Лессинг невольно рассмеялся.
— Ну да! Человеку со стороны показалось бы в высшей мере странным увидеть, как бедный немецкий поэт выбрался из роскошной дворцовой кареты, как перед ним распахнулись все ворота и двери, как разодетый дворецкий самолично провел его через великолепную парадную залу, где один только вид шести или восьми гигантских люстр — несравненных шедевров ремесленного искусства — так поражали воображение, что лишь в приемной императрицы поэт пришел в себя…
— И что она сказала? — быстро спросила Ева.
— Она сказала — прошу не судить меня строго, если мне не удастся точно воспроизвести ее интонации, — так вот, она сказала: «Меня чрэзвычайно радует, что я могу привэтствовать вас здесь, в Вэне, мой дорогой господин Лэссинг». — «Ваше величество, это…» — попытался я ответить комплиментом на комплимент. Но она оборвала меня на полуслове: «Этот Вольфербиттель, где он, собственно находится?» — «Ваше величество, это…» — попытался я объяснить. «Но, кажется, не в Пруссии?» — перебила она. — «Ваше величество, это…» — произнес я в третий раз, но она тем временем приступила к экзамену.
— Вас допрашивали, друг мой?
— Риторические вопросы. Ответов не требовалось. «Посмотрим-ка, — произнесла она, — мне говорили, что он знающий человек. Так может ли он мне теперь растолковать, хорошо ли обстоят дела в нашей Вэне с тэатром, с искусством и литэратурой…» Я был так ошеломлен, что с трудом подыскивал слова.
— Как и раньше, — заметила Ева с улыбкой.
— Как и раньше, как и всегда! Кто бы отважился вот так, с налету судить об искусстве? «Да, мне кажется, я его понимаю» — озабоченно продолжала она, и ее речь смахивала на обычную жалобную скороговорку торговок сдобными булками: «В вопросах вкуса мы несколько отстаем. Но в чем причина? Я сделала все, что было в моих силах. Теперь я часто думаю, что я — простая баба, а женщина не может тут ничего исправить».
— Но вы, конечно же, возразили, друг мой? Ведь сразу видно, что это — необыкновенная женщина.

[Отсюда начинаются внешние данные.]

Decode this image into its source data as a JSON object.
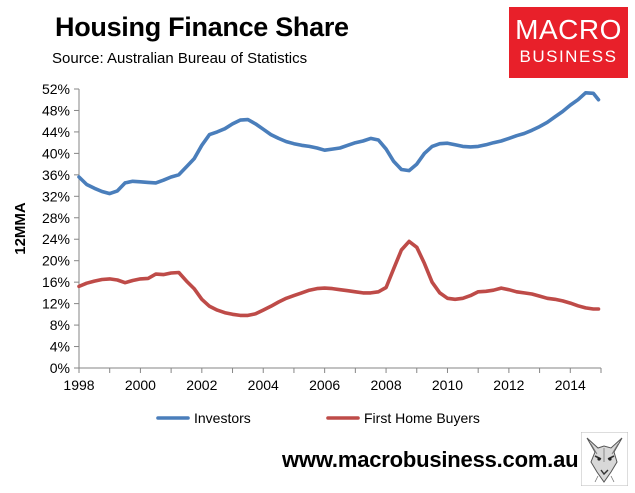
{
  "title": "Housing Finance Share",
  "source": "Source: Australian Bureau of Statistics",
  "logo": {
    "line1": "MACRO",
    "line2": "BUSINESS",
    "color": "#e8202a"
  },
  "footer": {
    "url": "www.macrobusiness.com.au",
    "icon": "wolf-logo-icon"
  },
  "chart_data": {
    "type": "line",
    "title": "Housing Finance Share",
    "xlabel": "",
    "ylabel": "12MMA",
    "xlim": [
      1998,
      2015
    ],
    "ylim": [
      0,
      52
    ],
    "x_ticks": [
      1998,
      2000,
      2002,
      2004,
      2006,
      2008,
      2010,
      2012,
      2014
    ],
    "y_ticks": [
      0,
      4,
      8,
      12,
      16,
      20,
      24,
      28,
      32,
      36,
      40,
      44,
      48,
      52
    ],
    "y_tick_format": "percent",
    "grid": false,
    "legend": "bottom",
    "series": [
      {
        "name": "Investors",
        "color": "#4a7ebb",
        "x": [
          1998,
          1998.25,
          1998.5,
          1998.75,
          1999,
          1999.25,
          1999.5,
          1999.75,
          2000,
          2000.25,
          2000.5,
          2000.75,
          2001,
          2001.25,
          2001.5,
          2001.75,
          2002,
          2002.25,
          2002.5,
          2002.75,
          2003,
          2003.25,
          2003.5,
          2003.75,
          2004,
          2004.25,
          2004.5,
          2004.75,
          2005,
          2005.25,
          2005.5,
          2005.75,
          2006,
          2006.25,
          2006.5,
          2006.75,
          2007,
          2007.25,
          2007.5,
          2007.75,
          2008,
          2008.25,
          2008.5,
          2008.75,
          2009,
          2009.25,
          2009.5,
          2009.75,
          2010,
          2010.25,
          2010.5,
          2010.75,
          2011,
          2011.25,
          2011.5,
          2011.75,
          2012,
          2012.25,
          2012.5,
          2012.75,
          2013,
          2013.25,
          2013.5,
          2013.75,
          2014,
          2014.25,
          2014.5,
          2014.75,
          2014.92
        ],
        "values": [
          35.6,
          34.2,
          33.5,
          32.9,
          32.5,
          33.0,
          34.5,
          34.8,
          34.7,
          34.6,
          34.5,
          35.0,
          35.6,
          36.0,
          37.5,
          39.0,
          41.5,
          43.5,
          44.0,
          44.6,
          45.5,
          46.2,
          46.3,
          45.5,
          44.5,
          43.5,
          42.8,
          42.2,
          41.8,
          41.5,
          41.3,
          41.0,
          40.6,
          40.8,
          41.0,
          41.5,
          42.0,
          42.3,
          42.8,
          42.5,
          40.8,
          38.5,
          37.0,
          36.8,
          38.0,
          40.0,
          41.3,
          41.8,
          41.9,
          41.6,
          41.3,
          41.2,
          41.3,
          41.6,
          42.0,
          42.3,
          42.8,
          43.3,
          43.7,
          44.3,
          45.0,
          45.8,
          46.8,
          47.8,
          49.0,
          50.0,
          51.3,
          51.2,
          50.0
        ]
      },
      {
        "name": "First Home Buyers",
        "color": "#be4b48",
        "x": [
          1998,
          1998.25,
          1998.5,
          1998.75,
          1999,
          1999.25,
          1999.5,
          1999.75,
          2000,
          2000.25,
          2000.5,
          2000.75,
          2001,
          2001.25,
          2001.5,
          2001.75,
          2002,
          2002.25,
          2002.5,
          2002.75,
          2003,
          2003.25,
          2003.5,
          2003.75,
          2004,
          2004.25,
          2004.5,
          2004.75,
          2005,
          2005.25,
          2005.5,
          2005.75,
          2006,
          2006.25,
          2006.5,
          2006.75,
          2007,
          2007.25,
          2007.5,
          2007.75,
          2008,
          2008.25,
          2008.5,
          2008.75,
          2009,
          2009.25,
          2009.5,
          2009.75,
          2010,
          2010.25,
          2010.5,
          2010.75,
          2011,
          2011.25,
          2011.5,
          2011.75,
          2012,
          2012.25,
          2012.5,
          2012.75,
          2013,
          2013.25,
          2013.5,
          2013.75,
          2014,
          2014.25,
          2014.5,
          2014.75,
          2014.92
        ],
        "values": [
          15.2,
          15.8,
          16.2,
          16.5,
          16.6,
          16.4,
          15.9,
          16.3,
          16.6,
          16.7,
          17.5,
          17.4,
          17.7,
          17.8,
          16.2,
          14.8,
          12.8,
          11.5,
          10.8,
          10.3,
          10.0,
          9.8,
          9.8,
          10.1,
          10.8,
          11.5,
          12.3,
          13.0,
          13.5,
          14.0,
          14.5,
          14.8,
          14.9,
          14.8,
          14.6,
          14.4,
          14.2,
          14.0,
          14.0,
          14.2,
          15.0,
          18.5,
          22.0,
          23.6,
          22.5,
          19.5,
          16.0,
          14.0,
          13.0,
          12.8,
          13.0,
          13.5,
          14.2,
          14.3,
          14.5,
          14.9,
          14.6,
          14.2,
          14.0,
          13.8,
          13.4,
          13.0,
          12.8,
          12.5,
          12.1,
          11.6,
          11.2,
          11.0,
          11.0
        ]
      }
    ]
  }
}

— Я сказал, что мое краткосрочное пребывание в Вене не позволяет мне пока судить о деле, но если бы мне дали побольше времени, то дней через двадцать или тридцать я был бы готов охотно ответить на все вопросы. «Так пусть он останется, сколько захочет!» — распорядилась императрица и поднялась, как и раньше, тяжело опираясь на подлокотники своего роскошного трона. Аудиенция, видимо, была окончена. Я поклонился и вышел.
— А теперь скажите мне, что произвело на вас у ее величества самое сильное впечатление?
— Люстры в парадной зале.
— Узнаю своего любимого друга, — со смехом заметила Ева, — если ему хорошо, он тотчас принимается острить.
В театре — и это был отнюдь не самый мелкий из триумфов поэта Готхольда Эфраима Лессинга в Вене — срочно внесли изменения в репертуар. Сыграли «Минну фон Барнхельм», а потом поставили даже «Эмилию Галотти».
Лессинг с Евой посмотрели оба спектакля. Каждый раз его узнавали, и ему приходилось покорно выслушивать сперва робкое, раздававшееся то тут, то там, а затем громкое, многоголосое: «Да здравствует Лессинг! Виват!» К удивлению Евы, он стеснялся этой шумихи, сидел с непроницаемым лицом, не вставал, не благодарил и не выходил на сцену.